Monday, November 21, 2011

Luke 15:29-32

But he answered his father, 'Look! All these years I've been slaving for you and never disobeyed your orders. Yet you never gave me even a young goat so I could celebrate with my friends. But when this son of yours who has squandered your property with prostitutes comes home, you kill the fattened calf for him!' 'My son,' the father said, 'you are always with me, and everything I have is yours. But we had to celebrate and be glad, because this brother of yours was dead and is alive again; he was lost and is found.'"  Luke 15:29-32

This is probably going to be the shortest blog I ever write, but some points are better left short and sweet.

This Sunday the sermon was about love and one of the scriptures used was the one of the prodigal son.  My husband and I went home and went back over that story and something clicked for me for the first time.  The older brother says ‘this son of yours’ but when the father answered he said ‘this brother of yours’. 

You can take this parable in a couple different ways; I can see it fit with the older brother being Jews and the younger brother being Gentiles.  Or I can see the older brother being those who have been saved their whole lives and the younger brother being newly saved people.  Either way, the Father is always God.

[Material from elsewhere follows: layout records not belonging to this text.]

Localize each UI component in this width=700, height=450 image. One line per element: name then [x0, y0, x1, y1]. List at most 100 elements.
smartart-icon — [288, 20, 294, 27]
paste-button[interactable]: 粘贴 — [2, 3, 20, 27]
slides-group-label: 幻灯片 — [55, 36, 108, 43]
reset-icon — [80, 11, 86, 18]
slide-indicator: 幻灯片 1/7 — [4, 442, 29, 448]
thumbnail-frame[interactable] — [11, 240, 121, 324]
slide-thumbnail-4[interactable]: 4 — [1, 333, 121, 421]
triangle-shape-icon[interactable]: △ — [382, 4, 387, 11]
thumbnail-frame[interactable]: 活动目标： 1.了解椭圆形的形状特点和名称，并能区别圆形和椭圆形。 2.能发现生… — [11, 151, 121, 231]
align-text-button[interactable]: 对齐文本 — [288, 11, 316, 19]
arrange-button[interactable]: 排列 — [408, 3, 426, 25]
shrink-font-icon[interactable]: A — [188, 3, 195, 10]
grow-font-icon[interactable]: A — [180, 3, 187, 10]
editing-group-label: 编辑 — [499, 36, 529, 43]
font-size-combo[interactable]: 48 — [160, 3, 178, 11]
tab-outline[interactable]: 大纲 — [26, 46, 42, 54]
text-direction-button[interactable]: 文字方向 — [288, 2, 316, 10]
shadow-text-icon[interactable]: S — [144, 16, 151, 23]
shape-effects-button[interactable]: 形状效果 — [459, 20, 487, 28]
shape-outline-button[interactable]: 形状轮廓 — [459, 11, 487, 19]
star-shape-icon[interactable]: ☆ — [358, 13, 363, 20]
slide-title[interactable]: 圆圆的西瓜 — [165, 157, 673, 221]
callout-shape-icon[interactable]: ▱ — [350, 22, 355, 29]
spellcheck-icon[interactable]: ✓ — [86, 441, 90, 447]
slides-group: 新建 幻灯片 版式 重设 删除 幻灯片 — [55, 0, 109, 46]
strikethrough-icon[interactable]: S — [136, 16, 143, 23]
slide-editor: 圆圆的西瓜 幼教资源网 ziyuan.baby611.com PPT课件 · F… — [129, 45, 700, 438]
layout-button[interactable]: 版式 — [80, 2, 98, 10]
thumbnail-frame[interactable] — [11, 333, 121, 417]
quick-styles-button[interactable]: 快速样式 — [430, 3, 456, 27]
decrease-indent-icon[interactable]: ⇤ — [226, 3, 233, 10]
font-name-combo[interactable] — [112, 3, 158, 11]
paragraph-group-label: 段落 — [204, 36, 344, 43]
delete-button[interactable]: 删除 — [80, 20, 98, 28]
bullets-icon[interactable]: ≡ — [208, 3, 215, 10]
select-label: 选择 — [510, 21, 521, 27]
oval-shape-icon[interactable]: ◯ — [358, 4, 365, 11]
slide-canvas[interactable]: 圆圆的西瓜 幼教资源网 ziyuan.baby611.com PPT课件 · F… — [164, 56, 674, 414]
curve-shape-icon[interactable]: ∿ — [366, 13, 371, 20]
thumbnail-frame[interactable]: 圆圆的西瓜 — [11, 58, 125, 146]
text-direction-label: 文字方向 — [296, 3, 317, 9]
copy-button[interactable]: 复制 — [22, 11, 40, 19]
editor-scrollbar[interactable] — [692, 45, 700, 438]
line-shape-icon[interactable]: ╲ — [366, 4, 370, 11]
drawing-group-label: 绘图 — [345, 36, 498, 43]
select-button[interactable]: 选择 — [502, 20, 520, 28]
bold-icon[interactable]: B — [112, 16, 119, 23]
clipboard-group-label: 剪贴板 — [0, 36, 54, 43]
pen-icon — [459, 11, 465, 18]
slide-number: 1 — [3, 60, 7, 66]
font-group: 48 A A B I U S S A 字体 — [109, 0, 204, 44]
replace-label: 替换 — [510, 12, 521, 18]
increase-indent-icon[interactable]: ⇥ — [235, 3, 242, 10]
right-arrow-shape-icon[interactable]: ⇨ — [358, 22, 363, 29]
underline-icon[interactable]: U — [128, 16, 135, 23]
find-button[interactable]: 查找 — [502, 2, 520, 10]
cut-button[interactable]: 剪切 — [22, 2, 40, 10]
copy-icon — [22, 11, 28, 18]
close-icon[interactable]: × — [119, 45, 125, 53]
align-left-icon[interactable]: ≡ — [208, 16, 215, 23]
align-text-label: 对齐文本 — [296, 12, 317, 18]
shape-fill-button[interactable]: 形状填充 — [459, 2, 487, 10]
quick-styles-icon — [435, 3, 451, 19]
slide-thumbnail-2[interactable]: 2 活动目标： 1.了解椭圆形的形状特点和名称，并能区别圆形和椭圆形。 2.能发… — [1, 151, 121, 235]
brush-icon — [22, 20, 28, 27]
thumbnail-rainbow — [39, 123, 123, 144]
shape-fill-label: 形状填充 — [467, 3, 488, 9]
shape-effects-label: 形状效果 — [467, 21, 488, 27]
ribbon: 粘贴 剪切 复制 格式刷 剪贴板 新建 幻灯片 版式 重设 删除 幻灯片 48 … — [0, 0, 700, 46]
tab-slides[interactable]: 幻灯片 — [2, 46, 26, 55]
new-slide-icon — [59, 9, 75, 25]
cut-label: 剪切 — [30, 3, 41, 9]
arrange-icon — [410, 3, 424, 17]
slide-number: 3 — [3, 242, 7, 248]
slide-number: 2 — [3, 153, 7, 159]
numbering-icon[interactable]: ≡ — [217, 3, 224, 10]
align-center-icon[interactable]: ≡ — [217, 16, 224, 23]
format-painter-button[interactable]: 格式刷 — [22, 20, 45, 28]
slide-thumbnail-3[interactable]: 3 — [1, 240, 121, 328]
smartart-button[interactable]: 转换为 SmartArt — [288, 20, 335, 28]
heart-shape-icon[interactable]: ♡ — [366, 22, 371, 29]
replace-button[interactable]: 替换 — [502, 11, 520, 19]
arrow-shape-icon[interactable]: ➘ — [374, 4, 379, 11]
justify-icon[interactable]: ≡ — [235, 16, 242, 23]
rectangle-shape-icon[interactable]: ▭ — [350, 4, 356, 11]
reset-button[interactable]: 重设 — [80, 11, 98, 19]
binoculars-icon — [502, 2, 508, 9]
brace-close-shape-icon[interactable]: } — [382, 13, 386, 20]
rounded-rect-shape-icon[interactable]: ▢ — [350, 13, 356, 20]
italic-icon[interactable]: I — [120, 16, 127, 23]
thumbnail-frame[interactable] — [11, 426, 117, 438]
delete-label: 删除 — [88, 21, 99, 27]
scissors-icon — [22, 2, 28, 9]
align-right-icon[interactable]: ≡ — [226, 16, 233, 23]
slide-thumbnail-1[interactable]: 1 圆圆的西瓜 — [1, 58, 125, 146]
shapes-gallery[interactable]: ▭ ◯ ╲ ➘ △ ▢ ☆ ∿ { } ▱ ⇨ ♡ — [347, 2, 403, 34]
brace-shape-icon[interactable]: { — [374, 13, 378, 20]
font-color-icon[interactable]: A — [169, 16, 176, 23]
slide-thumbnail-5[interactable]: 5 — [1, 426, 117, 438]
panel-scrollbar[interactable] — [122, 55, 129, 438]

When we, as Christians, see other people sinning we have a tendency to write them off, to say well God you deal with them.  To say, God he’s your son.  God gave me a clear message in this passage, they are my responsibility to.  He says, he’s your brother.  The Bible tells us to rejoice when others rejoice, and mourn with others mourn.  Do we, as Christians, do this?  What this is saying is when God kills the fattened calf for a brother or sister we need to be happy for them, rejoice with them, love them, not be jealous of them.  When something bad happens, when someone is mourning, we need to have compassion on them, pray for them, love them.  The people around us are our ministry, the stranger on the street, the person in the car beside you, or the co-worker down the hall, they are all in your life for a reason.  God has put love in each one of us, not so that we could hoard it or hide it, but so that we could share it.  We have a responsibility as Christians to show the love of God to those around us, they aren’t just His children, they are our brother’s and sister’s.